This is a piece within the legislation which is not yet spelled out entirely, because the directive which will amend 2001/83 has come under the new treaty, and there are different ways of then formulating further legislation – we call it a ‘delegated act.’

The European Commission has to detail:  ● What are safety features? ● What are the characteristics of these safety features? ● What are the modalities for the verification – be it at the stage of the manufacturer, the wholesaler, or maybe at the very end of the chain at the pharmacy?  ● What do they actually have to do? ● Is it something that they have to follow through the entire supply chain?

So maybe [there is] a big database somewhere where the manufacturer has issued and released the product that the pharmacy then checks and hands it over to the patient. There is a lot of uncertainty in this area, and the European Commission in the next few years will work on this.

This does add a little bit of complexity to this piece of legislation, because all those new requirements are somehow interlinked. If some of those aspects are not clear yet we will not be able to, for example, in the GDP guidelines, really formulate what we expect the wholesalers to do. So this is something we will have two or three year’s time to further develop. I know that there will also be an impact assessment on this because it has a lot of impact on the wholesalers in particular.

Pillar Two:  Supply Chain and GDP

Also for the second part of the pillar – the entire supply chain, [from] finished product release to when it ends up in the last point where it is being sold to the public – there are a number of increased obligations for those wholesalers.

The first one, on the European level, is that a quality management system is now required for their activities. Some member states may have had this already, but this is now something which in general is required at the European level.

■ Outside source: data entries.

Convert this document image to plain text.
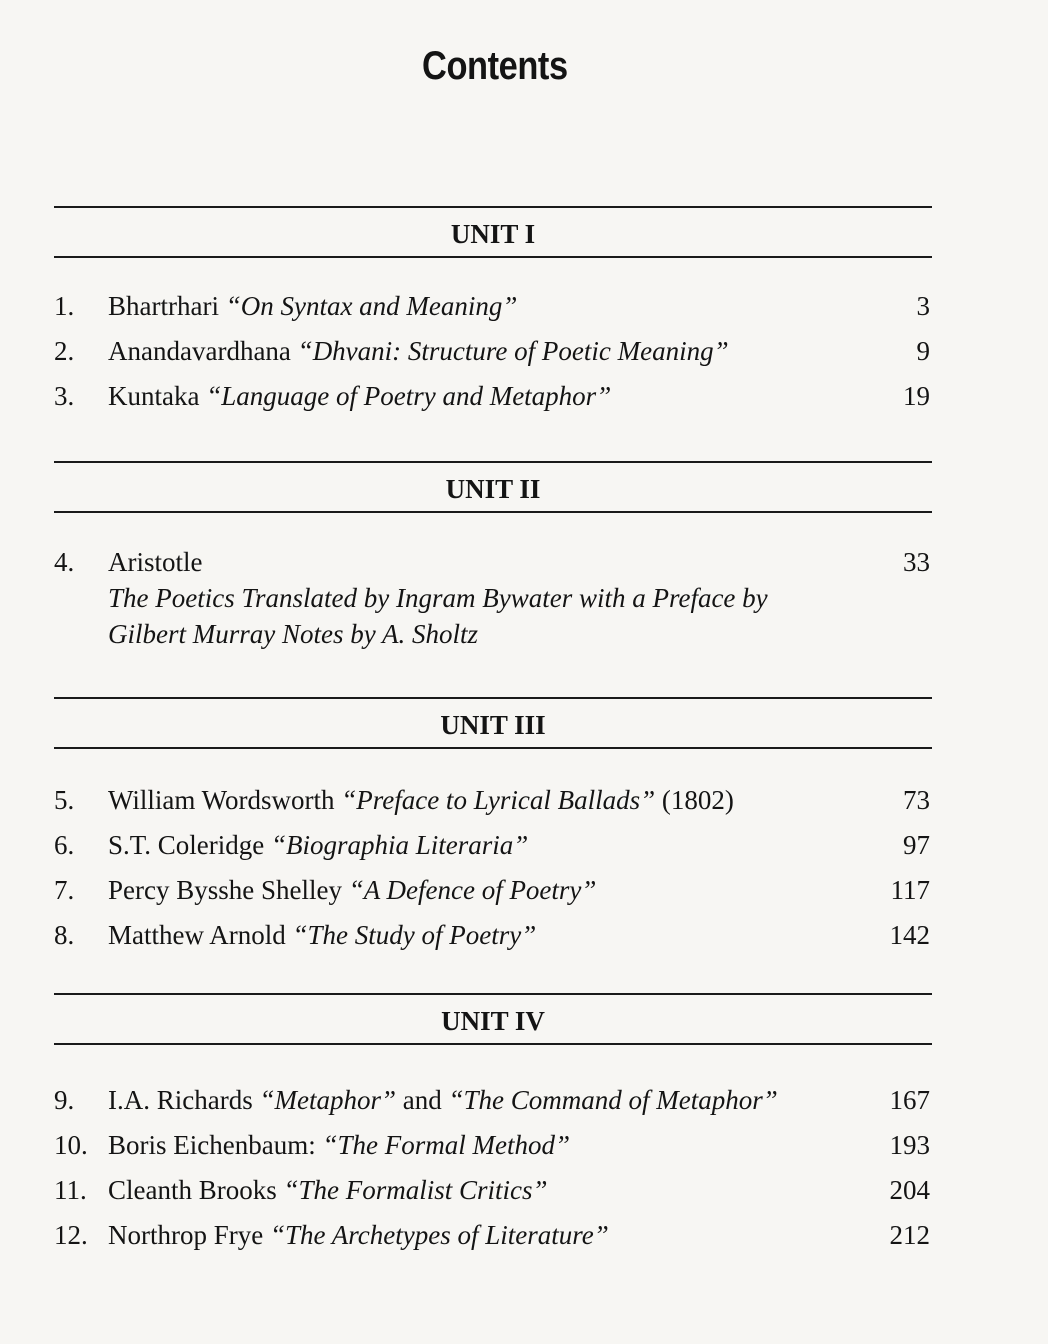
Contents
UNIT I
1. Bhartrhari “On Syntax and Meaning”	3
2. Anandavardhana “Dhvani: Structure of Poetic Meaning”	9
3. Kuntaka “Language of Poetry and Metaphor”	19
UNIT II
4. Aristotle	33
The Poetics Translated by Ingram Bywater with a Preface by
Gilbert Murray Notes by A. Sholtz
UNIT III
5. William Wordsworth “Preface to Lyrical Ballads” (1802)	73
6. S.T. Coleridge “Biographia Literaria”	97
7. Percy Bysshe Shelley “A Defence of Poetry”	117
8. Matthew Arnold “The Study of Poetry”	142
UNIT IV
9. I.A. Richards “Metaphor” and “The Command of Metaphor”	167
10. Boris Eichenbaum: “The Formal Method”	193
11. Cleanth Brooks “The Formalist Critics”	204
12. Northrop Frye “The Archetypes of Literature”	212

It has already been the case that wholesalers have to know from whom they are buying and to whom they are selling. The new legislation passed also requires that they have to verify that those actors – their suppliers and  their customers – do comply with GDP.  I will tell you later about how this can be done.

We know also that exportation of products can be an issue. So it has now been deemed necessary to include certain recordkeeping requirements for those distributors who export medicinal products outside the European Union.

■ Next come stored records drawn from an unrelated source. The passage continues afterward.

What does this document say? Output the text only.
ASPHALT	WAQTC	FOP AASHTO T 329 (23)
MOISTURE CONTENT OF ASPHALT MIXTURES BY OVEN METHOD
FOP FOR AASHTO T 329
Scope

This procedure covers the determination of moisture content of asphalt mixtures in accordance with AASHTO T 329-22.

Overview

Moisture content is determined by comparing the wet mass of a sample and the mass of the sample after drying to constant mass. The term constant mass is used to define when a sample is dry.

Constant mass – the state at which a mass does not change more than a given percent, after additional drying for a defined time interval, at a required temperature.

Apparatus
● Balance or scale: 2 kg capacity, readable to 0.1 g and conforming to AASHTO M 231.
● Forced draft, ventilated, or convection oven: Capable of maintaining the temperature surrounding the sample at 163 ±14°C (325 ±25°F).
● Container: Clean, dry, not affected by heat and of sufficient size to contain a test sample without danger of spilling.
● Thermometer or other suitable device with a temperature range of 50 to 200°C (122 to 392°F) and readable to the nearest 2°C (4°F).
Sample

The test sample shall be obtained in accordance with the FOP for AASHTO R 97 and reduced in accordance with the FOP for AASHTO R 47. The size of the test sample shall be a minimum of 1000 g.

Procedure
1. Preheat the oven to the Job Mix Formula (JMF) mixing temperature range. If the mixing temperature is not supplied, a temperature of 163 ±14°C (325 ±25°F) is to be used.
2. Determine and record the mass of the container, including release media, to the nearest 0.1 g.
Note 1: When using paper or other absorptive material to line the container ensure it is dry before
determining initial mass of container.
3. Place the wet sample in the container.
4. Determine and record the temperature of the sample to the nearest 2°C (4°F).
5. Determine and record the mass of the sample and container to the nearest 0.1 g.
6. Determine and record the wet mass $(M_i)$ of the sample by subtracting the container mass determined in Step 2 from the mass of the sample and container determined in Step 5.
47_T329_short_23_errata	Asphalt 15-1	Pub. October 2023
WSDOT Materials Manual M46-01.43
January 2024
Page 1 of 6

Wholesalers already need to have procedures in place to recall a product from the market if it is deemed to have a quality defect. Now in addition to that, if they suspect that they were offered a medicinal product which is too good in price, too good in volume, too good in everything so that there is a suspicion that it is falsified, they are now required to inform the national competent authority about it, and in certain cases also the marketing authorization holder [MAH] for the product.

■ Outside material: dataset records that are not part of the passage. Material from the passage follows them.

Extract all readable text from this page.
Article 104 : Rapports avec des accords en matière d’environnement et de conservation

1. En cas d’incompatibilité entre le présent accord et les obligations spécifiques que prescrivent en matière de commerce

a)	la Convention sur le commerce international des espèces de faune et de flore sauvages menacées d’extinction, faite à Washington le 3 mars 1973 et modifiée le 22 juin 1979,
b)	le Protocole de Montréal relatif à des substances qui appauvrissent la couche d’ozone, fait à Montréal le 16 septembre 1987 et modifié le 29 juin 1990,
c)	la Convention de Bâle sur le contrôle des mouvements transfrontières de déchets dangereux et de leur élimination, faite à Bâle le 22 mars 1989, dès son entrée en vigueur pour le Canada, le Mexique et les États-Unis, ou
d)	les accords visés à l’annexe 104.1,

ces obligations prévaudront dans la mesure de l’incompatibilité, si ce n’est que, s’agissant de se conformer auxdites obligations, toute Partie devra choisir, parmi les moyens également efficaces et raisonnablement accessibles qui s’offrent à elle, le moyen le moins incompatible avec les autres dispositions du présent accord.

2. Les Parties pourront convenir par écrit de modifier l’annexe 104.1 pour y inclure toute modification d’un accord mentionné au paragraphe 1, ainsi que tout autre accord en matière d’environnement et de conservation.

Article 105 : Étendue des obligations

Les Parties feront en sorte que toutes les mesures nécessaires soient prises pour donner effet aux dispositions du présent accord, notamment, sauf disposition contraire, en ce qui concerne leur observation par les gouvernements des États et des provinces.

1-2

In previous legislation, only distributors were talked about. There was no real difference between the ones who buy, who store, who sell, or virtual wholesalers….  The falsified medicines legislation provides a definition for what a wholesale distributor is and under what activities they are called wholesalers.

They found that there is another group of actors out there – the brokers – which will also have requirements. Brokers are the people who do not themselves buy, receive, or store, but they bring two parties together to say ‘this company wants to sell this at a good price.’  They probably get a margin, but they are not directly involved in the categories for which you need wholesale distribution authorization. These are now deemed to be brokers, and there is now a definition for this.

The legislation obliges those brokers to have certain requirements – for example, a quality system as well and most importantly a documentation system. They also need to keep records of what they sold and managed between the two parties and ensure that those products that they have managed to get from Company A to Company B are actually authorized within the European Union.

These people are completely new to us and we have to learn about this exciting area of industry. We need to see what these requirements will be.

Currently, wholesale distributors are required to have an authorization, and the authorization is done by the national competent authority. What we do not currently have in Europe is a harmonized format for those authorizations. This is something that will come through the requirement – that these authorizations have to be entered into the European Union database.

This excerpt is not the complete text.